Ein Portugiese vermiest die Schweizer Tennisparty
Nach Dominic Stricker erreicht am Swiss Open in Gstaad nur Jérôme Kym die Achtelfinals. Stan Wawrinka unterliegt hingegen bei seinem Abschied in drei Sätzen auf bittere Art – und wird danach gefeiert.
Ein Fahnenmeer begrüsst Stan Wawrinka, als er in Gstaad den rappelvollen, ausverkauften Centre Court, die Roy Emerson Arena, betritt. Es könnte – und wird am Ende – das letzte Mal sein, dass er im Berner Oberland antritt. Um 20.35 Uhr, kurz, bevor es dunkel wird zwischen den Bergen, ist es dann mit einem Schlag totenstill. Wawrinka (ATP 117) verliert in 2:39 Stunden 7:6 (12:10), 4:6, 4:6 gegen Jaime Faria (ATP 92).
Nachdem die Portugiesen die Schweizer Fussballer an der WM 2022 mit 1:6 rausgeworfen haben und ein portugiesischer Schiedsrichter Breel Embolo diesmal vom Platz gestellt hat, steht nun also auch auf dem Tennisplatz ein Portugiese der Schweizer Party im Weg. Allerdings nur ein bisschen.
Ehrung nach dem Match
Denn nach dem ersten Frust hellt sich die Miene des dreifachen Grand-Slam-Champions schnell wieder auf. Er wird auf dem Platz gebührend geehrt. Ehemalige Weggefährten, die Turnierverantwortlichen, Ballkinder, die mit Buchstaben auf ihren T-Shirts «Merci Stan» sagen und natürlich die Fans bereiten ihm einen würdigen Abgang. Nicht den ersten in diesem Jahr.

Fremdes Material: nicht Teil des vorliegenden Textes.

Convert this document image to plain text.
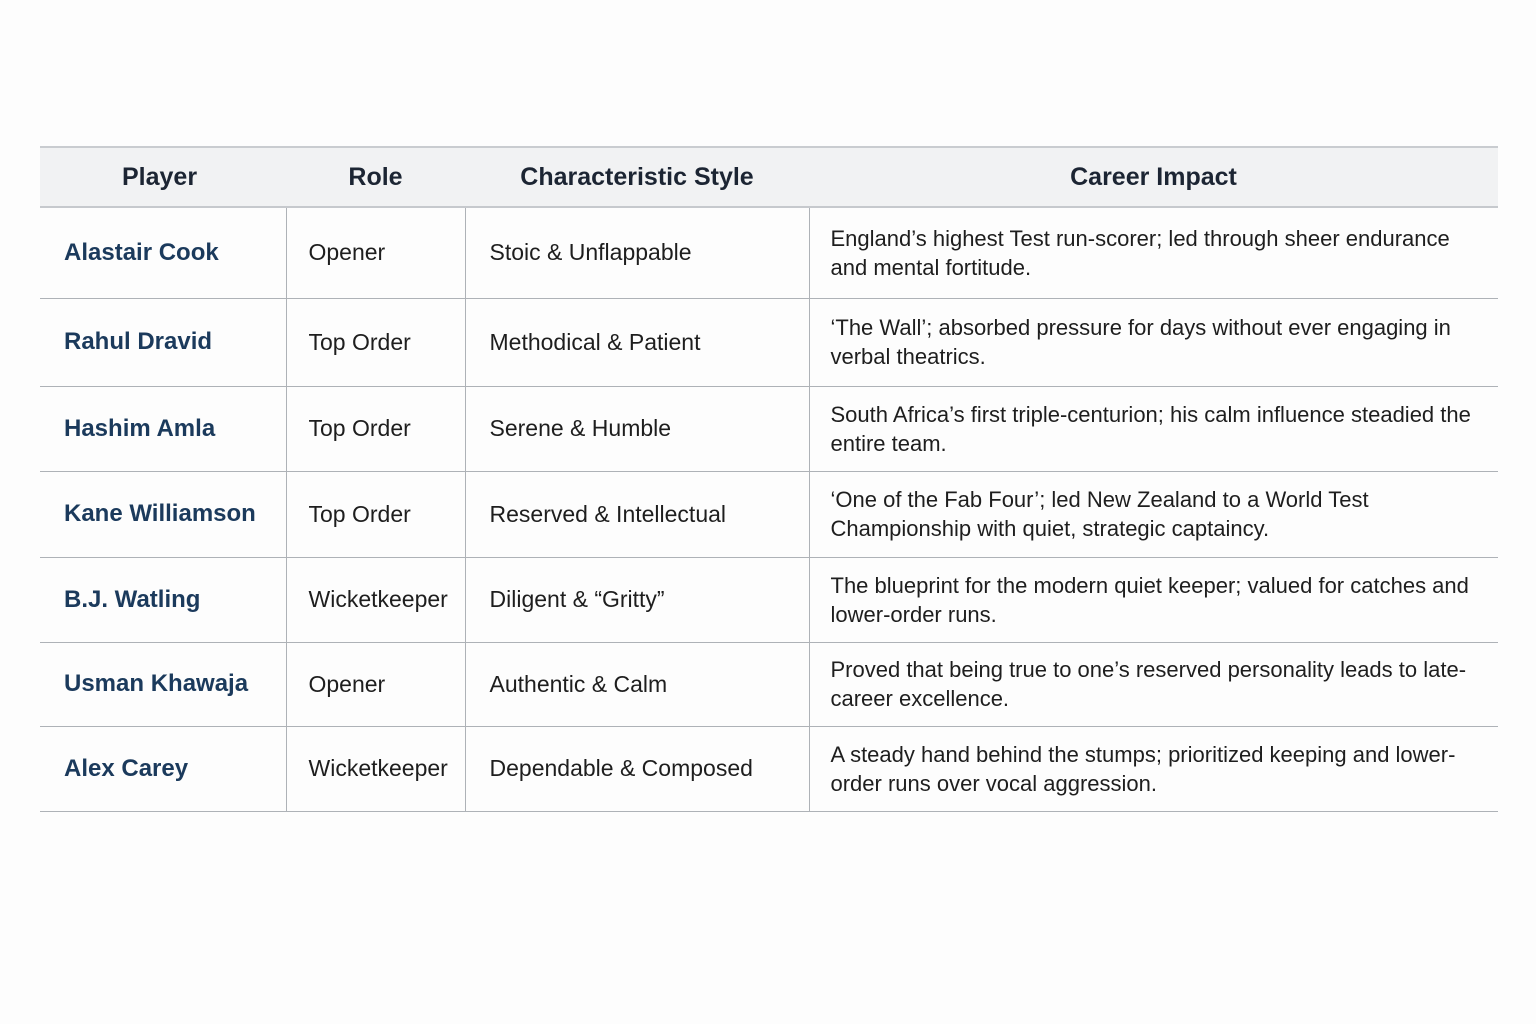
Player	Role	Characteristic Style	Career Impact
Alastair Cook	Opener	Stoic & Unflappable	England’s highest Test run-scorer; led through sheer endurance and mental fortitude.
Rahul Dravid	Top Order	Methodical & Patient	‘The Wall’; absorbed pressure for days without ever engaging in verbal theatrics.
Hashim Amla	Top Order	Serene & Humble	South Africa’s first triple-centurion; his calm influence steadied the entire team.
Kane Williamson	Top Order	Reserved & Intellectual	‘One of the Fab Four’; led New Zealand to a World Test Championship with quiet, strategic captaincy.
B.J. Watling	Wicketkeeper	Diligent & “Gritty”	The blueprint for the modern quiet keeper; valued for catches and lower-order runs.
Usman Khawaja	Opener	Authentic & Calm	Proved that being true to one’s reserved personality leads to late-career excellence.
Alex Carey	Wicketkeeper	Dependable & Composed	A steady hand behind the stumps; prioritized keeping and lower-order runs over vocal aggression.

Denn sportlich wiederholt sich ein Muster, das man aus den letzten Monaten nur zu gut kennt. Stan Wawrinka ist im letzten Jahr seiner Karriere konkurrenzfähig, oft nahe am Sieg, verliert am Ende aber meist knapp. Gewann er in den ersten zwei Monaten noch sechs Partien auf der ATP Tour, ist es seit März und auf Sand nur noch eine. Gegen Faria gab er nur zweimal seinen Aufschlag ab, in den Sätzen zwei und drei beide Male zum finalen 4:6.
Am meisten ärgert Wawrinka, dass ihm die Niederlage die Chance auf eine weitere Partie nimmt. Es wäre gegen den zweifachen Gstaad-Sieger Casper Ruud gegangen.